Train to Busan Review: Cheer Up South Korea

I like watching intense movies with Jenny because she gets so passionate about them. Her emotions really get the best of her. I think the only time I was upset at an event in a movie or TV show was when Bobby Ewing wasn’t dead.

An intense movie we recently enjoyed together was the South Korean thriller Train to Busan. Jenny saw it during its original release last year when she was still in the Philippines. However, she was still in for some surprises along the way.

The plot is simple: Koreans are on a train infected by zombies. The whole world is undergoing this same apocalypse. Probably. I’m not sure. They don’t mention what’s going on in Minnesota.

The main story follows a father and his young daughter. The dad is pretty lousy as he cares more about his work than anything else. The daughter is lousy too because she sneaks off too often and gets herself in trouble. Only because there is one really large, ugly Korean tough guy to save just about everyone are they able to survive for more than 30 minutes.

ugly man train to busan
The big guy in the front fights zombies bareknuckled. When I grow up, I want to be a large Korean man like him.

The zombies in this movie are the fast kind. They’re infected and not the ghouls who have risen from the dead. All of the same zombie rules still apply except a few are wearing white after Labor Day. I suppose fashion faux pas differ around the world.

My only pet peeve with the film is that zero zombies are actually killed on purpose. A few catch on fire and get crushed by items, but there aren’t any zombies getting their heads blown or cut off. Some get hit with baseball bats or tossed from the train. Unlike The Walking Dead where the zombies are an easy-to-kill army, the ones in Train to Busan are furious and a lot harder to slow down.
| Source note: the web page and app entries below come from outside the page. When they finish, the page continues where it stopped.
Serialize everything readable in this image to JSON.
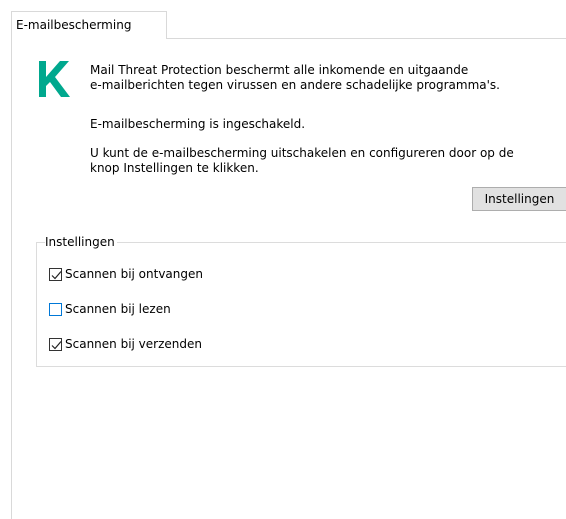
{
  "tab": {
    "label": "E-mailbescherming"
  },
  "info": {
    "logo_icon": "kaspersky-k-logo-icon",
    "logo_color": "#00a88e",
    "description_line1": "Mail Threat Protection beschermt alle inkomende en uitgaande",
    "description_line2": "e-mailberichten tegen virussen en andere schadelijke programma's.",
    "status": "E-mailbescherming is ingeschakeld.",
    "hint_line1": "U kunt de e-mailbescherming uitschakelen en configureren door op de",
    "hint_line2": "knop Instellingen te klikken."
  },
  "settings_button": {
    "label": "Instellingen"
  },
  "settings_group": {
    "title": "Instellingen",
    "options": [
      {
        "label": "Scannen bij ontvangen",
        "checked": true
      },
      {
        "label": "Scannen bij lezen",
        "checked": false
      },
      {
        "label": "Scannen bij verzenden",
        "checked": true
      }
    ]
  }
}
Other than that one minor complaint, I thought this was a great movie. The casting was superb and the subtitles were in a nice font.

train to busan
This is the face a bad father makes when he realizes his daughter is missing and he can probably get away without being judged for it.

But seriously, I really liked it. Train to Busan was far better than the overrated 28 Days Later which was more about Cillian Murphy’s giant distracting lips than anything else. Train to Busan is about how horrible people can behave when their lives are in peril. As Jenny said multiple times while watching, “I can’t watch. I fucking hate people.”

As do I. But that has nothing to do with this movie.